Depreciation Methods for Fixed Assets:
  1. Straight Line:
    • Straight Line depreciation is a depreciation method that expenses an asset value in equal amounts over its useful life. Useful life is the period of time that an asset is determined to have commercial value for depreciation purposes. The IRS determines useful life depreciation periods for tax depreciation methods.
  2. Declining Balance:
    • With the Declining Balance method, you apply the same depreciation rate each year to the adjusted basis of your property using the applicable convention.  If you use the Declining Balance method, you must switch to the Straight Line method in the first year in which it gives an equal or greater deduction.  The entry in the Depreciation method field does not change.
  3. Sum of the Years Digits:
    • Sum-of-the-Years’-Digits is an accelerated depreciation method. Under this method, depreciation for each year is determined by multiplying the asset’s cost less salvage value by a fraction in which the number of years remaining in the asset’s life is the numerator, and the sum of the years’ digits, or n(n+1)/2, is the denominator. In the formula, n is the asset’s useful life in years.
  4. ACRS (Accelerated Cost Recovery System):
    • ACRS, or Accelerated Cost Recovery System, is a depreciation method used for assets placed in service after 1980, but before 1987
    • Warning: ACRS is an IRS depreciation method not commonly used by non-profit organizations.
  5. Alternate ACRS:
    • Alternate ACRS is a depreciation method that uses a modified Straight Line depreciation calculation. This method should be used only for assets placed in service after 1980, but before 1987
    • Warning: Alternate ACRS is an IRS depreciation method not commonly used by non-profit organizations.

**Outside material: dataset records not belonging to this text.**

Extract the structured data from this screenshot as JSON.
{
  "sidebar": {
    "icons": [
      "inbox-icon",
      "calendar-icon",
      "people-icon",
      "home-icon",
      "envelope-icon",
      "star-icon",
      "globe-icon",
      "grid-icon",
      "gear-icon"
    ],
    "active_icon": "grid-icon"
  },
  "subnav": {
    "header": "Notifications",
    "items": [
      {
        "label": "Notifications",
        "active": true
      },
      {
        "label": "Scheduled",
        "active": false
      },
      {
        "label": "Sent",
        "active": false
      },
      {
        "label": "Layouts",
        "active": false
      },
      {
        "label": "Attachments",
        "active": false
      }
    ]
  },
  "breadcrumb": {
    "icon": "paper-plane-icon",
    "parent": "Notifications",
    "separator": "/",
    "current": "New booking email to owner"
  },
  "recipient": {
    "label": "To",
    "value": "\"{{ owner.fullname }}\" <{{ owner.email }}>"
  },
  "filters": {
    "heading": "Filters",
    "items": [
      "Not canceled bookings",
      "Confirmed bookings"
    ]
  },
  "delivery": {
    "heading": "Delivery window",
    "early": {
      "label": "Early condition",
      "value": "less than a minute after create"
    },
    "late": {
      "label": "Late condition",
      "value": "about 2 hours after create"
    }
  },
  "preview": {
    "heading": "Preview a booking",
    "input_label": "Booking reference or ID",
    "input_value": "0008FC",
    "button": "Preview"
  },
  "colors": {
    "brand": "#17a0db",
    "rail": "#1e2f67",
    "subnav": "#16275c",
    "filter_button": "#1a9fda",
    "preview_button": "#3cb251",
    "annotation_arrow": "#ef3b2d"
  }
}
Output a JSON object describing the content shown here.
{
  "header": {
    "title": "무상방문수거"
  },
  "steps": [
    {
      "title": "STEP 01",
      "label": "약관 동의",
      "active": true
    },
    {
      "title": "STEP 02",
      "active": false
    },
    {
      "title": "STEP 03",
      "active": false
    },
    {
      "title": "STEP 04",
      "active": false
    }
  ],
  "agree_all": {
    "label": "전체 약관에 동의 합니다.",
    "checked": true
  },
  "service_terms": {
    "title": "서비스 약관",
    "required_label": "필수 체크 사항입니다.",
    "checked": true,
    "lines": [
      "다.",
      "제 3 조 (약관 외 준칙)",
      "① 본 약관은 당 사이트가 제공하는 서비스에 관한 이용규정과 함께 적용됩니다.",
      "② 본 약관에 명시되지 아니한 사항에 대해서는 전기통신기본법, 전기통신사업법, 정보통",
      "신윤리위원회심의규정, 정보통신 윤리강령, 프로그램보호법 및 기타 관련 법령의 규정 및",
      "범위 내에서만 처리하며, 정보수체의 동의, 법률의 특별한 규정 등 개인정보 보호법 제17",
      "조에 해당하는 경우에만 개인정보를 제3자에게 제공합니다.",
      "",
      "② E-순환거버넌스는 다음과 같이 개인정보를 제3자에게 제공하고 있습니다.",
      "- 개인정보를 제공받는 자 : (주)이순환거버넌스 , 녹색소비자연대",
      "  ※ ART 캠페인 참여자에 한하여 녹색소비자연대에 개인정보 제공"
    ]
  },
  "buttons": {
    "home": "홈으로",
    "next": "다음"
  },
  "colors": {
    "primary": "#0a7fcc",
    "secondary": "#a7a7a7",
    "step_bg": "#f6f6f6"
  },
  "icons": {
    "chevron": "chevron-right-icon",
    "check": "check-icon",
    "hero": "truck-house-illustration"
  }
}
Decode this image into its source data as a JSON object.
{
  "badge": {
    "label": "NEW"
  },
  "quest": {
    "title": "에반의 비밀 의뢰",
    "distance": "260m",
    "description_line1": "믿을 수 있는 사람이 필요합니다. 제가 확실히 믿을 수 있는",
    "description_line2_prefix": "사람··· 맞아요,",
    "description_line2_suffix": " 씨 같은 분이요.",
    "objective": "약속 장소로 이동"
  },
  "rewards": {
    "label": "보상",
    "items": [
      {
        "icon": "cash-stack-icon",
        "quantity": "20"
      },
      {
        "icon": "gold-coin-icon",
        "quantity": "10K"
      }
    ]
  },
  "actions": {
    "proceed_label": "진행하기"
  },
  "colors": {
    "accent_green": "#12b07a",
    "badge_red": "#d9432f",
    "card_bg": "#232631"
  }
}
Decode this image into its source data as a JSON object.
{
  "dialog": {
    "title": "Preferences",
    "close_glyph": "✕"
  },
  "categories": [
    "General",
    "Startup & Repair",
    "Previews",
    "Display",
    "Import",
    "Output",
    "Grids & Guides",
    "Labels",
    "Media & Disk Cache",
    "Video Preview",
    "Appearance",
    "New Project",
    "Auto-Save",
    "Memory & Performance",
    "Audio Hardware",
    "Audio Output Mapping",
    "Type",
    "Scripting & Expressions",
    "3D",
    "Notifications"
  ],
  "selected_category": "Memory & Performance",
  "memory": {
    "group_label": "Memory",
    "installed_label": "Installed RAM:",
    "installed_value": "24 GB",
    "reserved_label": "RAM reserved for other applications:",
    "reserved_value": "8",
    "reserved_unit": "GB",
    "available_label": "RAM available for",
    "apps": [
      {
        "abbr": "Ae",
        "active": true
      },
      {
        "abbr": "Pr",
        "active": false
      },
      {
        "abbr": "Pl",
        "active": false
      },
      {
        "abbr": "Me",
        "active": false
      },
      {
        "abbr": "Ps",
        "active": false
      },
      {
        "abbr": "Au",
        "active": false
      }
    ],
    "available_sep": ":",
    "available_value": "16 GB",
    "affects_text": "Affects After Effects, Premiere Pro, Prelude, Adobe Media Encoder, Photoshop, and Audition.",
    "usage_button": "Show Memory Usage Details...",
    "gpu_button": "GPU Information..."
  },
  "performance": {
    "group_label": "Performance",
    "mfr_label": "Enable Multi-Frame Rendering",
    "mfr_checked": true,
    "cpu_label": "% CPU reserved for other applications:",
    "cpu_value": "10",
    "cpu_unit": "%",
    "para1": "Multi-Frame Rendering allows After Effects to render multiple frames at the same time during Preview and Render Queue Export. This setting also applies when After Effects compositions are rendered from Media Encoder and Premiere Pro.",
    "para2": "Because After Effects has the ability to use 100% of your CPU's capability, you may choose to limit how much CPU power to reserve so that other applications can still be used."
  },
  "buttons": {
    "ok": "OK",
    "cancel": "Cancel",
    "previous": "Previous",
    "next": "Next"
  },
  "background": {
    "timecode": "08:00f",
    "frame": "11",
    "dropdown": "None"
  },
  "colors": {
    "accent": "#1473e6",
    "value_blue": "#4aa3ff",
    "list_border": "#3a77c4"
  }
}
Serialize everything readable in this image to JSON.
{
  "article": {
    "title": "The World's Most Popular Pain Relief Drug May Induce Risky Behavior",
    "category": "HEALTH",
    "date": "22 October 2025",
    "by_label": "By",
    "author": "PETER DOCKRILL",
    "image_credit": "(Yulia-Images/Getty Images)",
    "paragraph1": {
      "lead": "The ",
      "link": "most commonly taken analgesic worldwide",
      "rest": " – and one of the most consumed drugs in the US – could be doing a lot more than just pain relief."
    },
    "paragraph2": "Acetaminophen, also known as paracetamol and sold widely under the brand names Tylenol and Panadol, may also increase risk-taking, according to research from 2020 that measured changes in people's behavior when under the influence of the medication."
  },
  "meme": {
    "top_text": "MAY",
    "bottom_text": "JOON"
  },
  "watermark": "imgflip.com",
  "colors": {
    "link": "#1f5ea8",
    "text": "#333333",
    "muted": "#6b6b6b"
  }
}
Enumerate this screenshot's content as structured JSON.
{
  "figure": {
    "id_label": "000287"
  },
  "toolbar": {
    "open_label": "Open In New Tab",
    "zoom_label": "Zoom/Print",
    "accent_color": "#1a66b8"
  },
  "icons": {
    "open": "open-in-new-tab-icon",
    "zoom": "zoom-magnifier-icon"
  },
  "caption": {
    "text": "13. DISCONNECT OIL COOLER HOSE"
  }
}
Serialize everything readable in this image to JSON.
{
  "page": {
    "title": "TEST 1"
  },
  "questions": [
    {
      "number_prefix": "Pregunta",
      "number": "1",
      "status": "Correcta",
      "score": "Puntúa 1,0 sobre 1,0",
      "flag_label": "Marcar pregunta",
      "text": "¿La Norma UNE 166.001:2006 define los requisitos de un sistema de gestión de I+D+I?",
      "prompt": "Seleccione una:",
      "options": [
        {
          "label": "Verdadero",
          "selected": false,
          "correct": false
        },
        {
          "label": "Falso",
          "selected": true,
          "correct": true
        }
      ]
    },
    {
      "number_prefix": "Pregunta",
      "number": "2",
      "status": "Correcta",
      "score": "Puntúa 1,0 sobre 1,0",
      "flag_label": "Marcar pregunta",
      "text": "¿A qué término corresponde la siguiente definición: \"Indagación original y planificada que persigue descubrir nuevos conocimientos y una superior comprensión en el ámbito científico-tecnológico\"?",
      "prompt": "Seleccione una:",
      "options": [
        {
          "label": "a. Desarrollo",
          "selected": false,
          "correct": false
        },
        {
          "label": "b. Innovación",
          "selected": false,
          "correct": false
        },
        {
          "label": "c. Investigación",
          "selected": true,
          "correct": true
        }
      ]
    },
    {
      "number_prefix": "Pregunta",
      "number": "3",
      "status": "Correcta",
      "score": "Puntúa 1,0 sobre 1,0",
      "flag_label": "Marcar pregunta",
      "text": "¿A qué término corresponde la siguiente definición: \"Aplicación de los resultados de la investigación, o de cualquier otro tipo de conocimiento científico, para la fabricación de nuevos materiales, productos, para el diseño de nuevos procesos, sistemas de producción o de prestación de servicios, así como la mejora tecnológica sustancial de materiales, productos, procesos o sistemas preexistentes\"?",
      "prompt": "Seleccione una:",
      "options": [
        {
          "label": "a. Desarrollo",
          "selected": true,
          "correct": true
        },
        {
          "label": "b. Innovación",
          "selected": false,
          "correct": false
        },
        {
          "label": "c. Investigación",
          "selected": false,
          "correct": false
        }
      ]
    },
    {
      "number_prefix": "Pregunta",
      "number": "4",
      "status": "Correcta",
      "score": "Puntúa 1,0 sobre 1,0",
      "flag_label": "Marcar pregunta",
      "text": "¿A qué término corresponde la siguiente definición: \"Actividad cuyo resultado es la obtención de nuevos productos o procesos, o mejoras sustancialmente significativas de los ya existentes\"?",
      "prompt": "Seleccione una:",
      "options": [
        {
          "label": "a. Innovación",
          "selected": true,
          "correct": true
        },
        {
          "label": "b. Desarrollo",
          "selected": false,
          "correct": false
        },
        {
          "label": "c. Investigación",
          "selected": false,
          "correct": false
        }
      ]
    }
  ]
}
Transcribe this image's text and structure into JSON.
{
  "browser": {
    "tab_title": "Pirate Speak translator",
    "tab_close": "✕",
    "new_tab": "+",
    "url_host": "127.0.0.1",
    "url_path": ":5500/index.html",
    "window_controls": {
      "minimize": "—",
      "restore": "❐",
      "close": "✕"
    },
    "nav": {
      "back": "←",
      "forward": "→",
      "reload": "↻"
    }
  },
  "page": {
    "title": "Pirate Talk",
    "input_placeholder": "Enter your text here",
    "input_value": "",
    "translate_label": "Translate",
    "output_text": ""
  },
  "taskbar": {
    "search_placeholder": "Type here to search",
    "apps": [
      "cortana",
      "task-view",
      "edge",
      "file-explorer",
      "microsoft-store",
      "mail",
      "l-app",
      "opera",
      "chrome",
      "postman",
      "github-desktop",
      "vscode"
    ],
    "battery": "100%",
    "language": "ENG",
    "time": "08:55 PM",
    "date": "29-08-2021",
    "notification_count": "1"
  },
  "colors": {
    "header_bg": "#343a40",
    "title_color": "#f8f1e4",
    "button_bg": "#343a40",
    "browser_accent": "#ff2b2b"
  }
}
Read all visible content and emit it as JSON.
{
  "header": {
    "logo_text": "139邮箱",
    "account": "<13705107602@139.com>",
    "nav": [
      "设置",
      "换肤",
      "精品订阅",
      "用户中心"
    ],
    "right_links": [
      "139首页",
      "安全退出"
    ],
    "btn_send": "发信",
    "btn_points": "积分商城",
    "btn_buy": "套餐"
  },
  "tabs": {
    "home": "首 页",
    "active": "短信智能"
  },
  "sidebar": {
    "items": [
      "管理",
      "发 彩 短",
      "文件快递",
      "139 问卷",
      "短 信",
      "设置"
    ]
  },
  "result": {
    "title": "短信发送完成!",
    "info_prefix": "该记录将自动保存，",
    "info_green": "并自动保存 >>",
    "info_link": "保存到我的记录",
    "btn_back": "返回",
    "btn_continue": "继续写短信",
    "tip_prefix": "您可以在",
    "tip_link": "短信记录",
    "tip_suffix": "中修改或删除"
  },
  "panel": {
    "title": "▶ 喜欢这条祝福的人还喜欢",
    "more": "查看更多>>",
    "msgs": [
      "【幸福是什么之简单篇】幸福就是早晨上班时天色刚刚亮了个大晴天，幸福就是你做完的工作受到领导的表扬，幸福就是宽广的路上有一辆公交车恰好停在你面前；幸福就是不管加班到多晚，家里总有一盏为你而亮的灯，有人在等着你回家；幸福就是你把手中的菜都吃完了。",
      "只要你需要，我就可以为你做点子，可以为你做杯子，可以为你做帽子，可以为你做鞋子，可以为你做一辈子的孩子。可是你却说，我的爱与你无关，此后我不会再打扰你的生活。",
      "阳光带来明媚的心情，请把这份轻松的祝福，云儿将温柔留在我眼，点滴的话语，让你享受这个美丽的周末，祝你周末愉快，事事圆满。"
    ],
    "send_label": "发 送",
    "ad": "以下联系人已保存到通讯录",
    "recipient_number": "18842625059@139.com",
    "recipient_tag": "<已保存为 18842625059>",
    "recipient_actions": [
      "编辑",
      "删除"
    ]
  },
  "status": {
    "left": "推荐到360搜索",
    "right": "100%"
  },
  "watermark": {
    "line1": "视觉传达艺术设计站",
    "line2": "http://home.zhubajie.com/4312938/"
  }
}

  6. MACRS (Modified Accelerated Cost Recovery System):
    • MACRS, or Modified Accelerated Cost Recovery System, is a depreciation method used for assets placed in service after 1986.
    • Warning: MACRS is an IRS depreciation method not commonly used by non-profit organizations.
  7. MACRS (ADS):
    • MACRS (ADS), or Modified Accelerated Cost Recovery System – Alternative Depreciation System, is a Straight Line depreciation method used for the following: tangible property used outside the United States, tax-exempt
      property, tax-exempt bond-financed property, imported property covered by executive order, farming property under some circumstances, and listed property used 50% or less for business.
    • Warning: MACRS (ADS) is an IRS depreciation method not commonly used by non-profit organizations.
  8. MACRS 150% Election:
    • MACRS 150% Election is a Declining Balance method that provides greater deduction during the earlier recovery years.
    • Warning: MACRS 150% Election is an IRS depreciation method not commonly used by non-profit organizations.
  9. MACRS Mid-Quarter Convention:
    • Mid-quarter: Fixed Assets calculates 1 1⁄2 months of depreciation for the quarter the asset is placed in service or disposed.
    • Warning: MACRS Mid-Quarter Convention is an IRS depreciation method not commonly used by non-profit organizations.
  10. Defined Amounts:
    • With Defined Amounts depreciation, you can designate specific amounts of depreciation for each period.
  11. Custom Schedules:
    • With Custom Schedules organizations can manually define the depreciation method that fits the organizations specific needs.  To create a Custom Schedule in Fixed Assets select Configuration > Custom Depreciation Schedules > New Custom Depreciation Schedule.